How does Geobase Postgres access MotherDuck
In his guide we will get you started with MotherDuck and how to access it from Geobase Postgres. By the end of it you will be able to:
- Run SQL queries on MotherDuck from within Geobase
- Query data stored in MotherDuck via Geobase’s REST API from frontend applications
- Visualise data stored in MotherDuck using Geobase’s Map Tile Server
By the end you will have the following running:
Note: This guide is meant to be followed in the order presented.
What is MotherDuck?
skip if you already know
TLD;R MotherDuck is a cloud-based analytics service built on top of DuckDB.
MotherDuck is a cloud-based analytics service built on top of DuckDB. DuckDB is an open-source embedded OLAP database developed and maintained by the DuckDB community and DuckDB Labs. MotherDuck is an independent organization closely collaborating with DuckDB Labs to build a cloud-based analytics platform based on DuckDB.
Some features of MotherDuck include:
- Cloud database storage: Manage your DuckDB database directories in the cloud for easy scalability and collaboration.
- SQL analytics engine: Efficiently run the same SQL queries on data stored locally, in MotherDuck, or in your data lake.
- Simplified database sharing: Create a shareable data snapshot that your colleagues can easily attach in MotherDuck.
- Hybrid query execution: Utilize the idle computing power on your laptop in coordination with the cloud to improve speed and reduce costs.
- Notebook-style UI: Browse data directories, write SQL, filter and sort results, and share data using a web interface.
- Powerful DuckDB ecosystem: Import, orchestrate, and perform business intelligence with over 25 modern tools.
MotherDuck is suitable for data applications that don’t require petabyte-scale data warehousing and can also query your data in your data lake. MotherDuck can also serve as a backend service for data applications based on DuckDB.
Preparation
TLD;R: Get a MotherDuck account and a service token.
First you need to have a MotherDuck account register MotherDuck is currently free to use, visit the Sign Up page, Choose a method you like to register an account. Then go to settings page to get your service token.
Enable duckdb_fdw
in geobase
In geobase go to Database > Extensions > duckdb_fdw
and toggle the switch to “Enable” the extension.
Create foreign data wrapper server
In geobase go to SQL Editor and run the following SQL to create a foreign server.

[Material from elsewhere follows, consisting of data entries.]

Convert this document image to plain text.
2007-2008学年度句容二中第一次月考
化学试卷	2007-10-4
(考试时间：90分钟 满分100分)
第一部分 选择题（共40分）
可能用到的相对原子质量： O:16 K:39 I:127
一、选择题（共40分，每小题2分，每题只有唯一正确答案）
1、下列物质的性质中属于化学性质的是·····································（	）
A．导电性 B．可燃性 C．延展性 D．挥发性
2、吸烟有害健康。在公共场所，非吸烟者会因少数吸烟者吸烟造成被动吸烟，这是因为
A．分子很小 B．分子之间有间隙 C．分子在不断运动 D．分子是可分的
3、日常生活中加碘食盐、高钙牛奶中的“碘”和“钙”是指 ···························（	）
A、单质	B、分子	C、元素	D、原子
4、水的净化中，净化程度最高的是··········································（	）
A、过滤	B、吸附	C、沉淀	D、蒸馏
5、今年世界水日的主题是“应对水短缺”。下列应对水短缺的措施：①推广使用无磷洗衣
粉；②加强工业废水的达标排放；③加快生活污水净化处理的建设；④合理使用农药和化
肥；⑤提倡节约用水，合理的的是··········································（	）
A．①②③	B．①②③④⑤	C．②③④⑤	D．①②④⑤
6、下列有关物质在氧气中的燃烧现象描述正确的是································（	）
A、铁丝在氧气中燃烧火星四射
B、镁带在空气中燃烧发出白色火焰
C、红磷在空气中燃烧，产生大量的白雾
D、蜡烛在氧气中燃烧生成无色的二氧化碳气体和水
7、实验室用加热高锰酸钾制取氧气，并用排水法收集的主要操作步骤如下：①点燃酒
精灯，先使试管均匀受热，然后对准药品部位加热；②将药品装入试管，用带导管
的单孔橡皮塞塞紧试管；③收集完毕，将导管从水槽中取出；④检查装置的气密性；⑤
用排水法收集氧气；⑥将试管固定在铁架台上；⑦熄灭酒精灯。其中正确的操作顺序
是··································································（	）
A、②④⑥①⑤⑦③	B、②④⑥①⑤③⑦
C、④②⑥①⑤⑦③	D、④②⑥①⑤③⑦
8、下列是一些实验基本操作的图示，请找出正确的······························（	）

Note: Replace YOUR_MOTHERDUCK_TOKEN
in the SQL with the service token copied earlier.
-- Clean up (optional)
-- DROP EXTENSION if exists duckdb_fdw CASCADE;
-- CREATE EXTENSION IF NOT EXISTS duckdb_fdw; WITH SCHEMA extensions CASCADE;
-- Create the foreign server
DO $$
DECLARE
motherduck_token TEXT;
BEGIN
-- Assign the value of the configuration setting to the variable
motherduck_token := 'YOUR_MOTHERDUCK_TOKEN';
-- Check if the token matches the JWT pattern
IF NOT (motherduck_token ~ '^[a-zA-Z0-9_-]+\.[a-zA-Z0-9_-]+\.[a-zA-Z0-9_-]+$') THEN
RAISE EXCEPTION 'motherduck_token variable is not set. Please replace YOUR_MOTHERDUCK_TOKEN with a valid value';
END IF;
-- Create the foreign server using the token
EXECUTE format(
'CREATE SERVER duckdb_server FOREIGN DATA WRAPPER duckdb_fdw OPTIONS (database ''md:?motherduck_token=%s&saas_mode=true'')',
motherduck_token
);
END $$;
Woho! You have successfully created a foreign server for MotherDuck. Which means you can run queries on the MotherDuck from with-in geobase! 🚀
Run SQL on MotherDuck
Create a view for easy inspection of which databases and tables are in motherduck.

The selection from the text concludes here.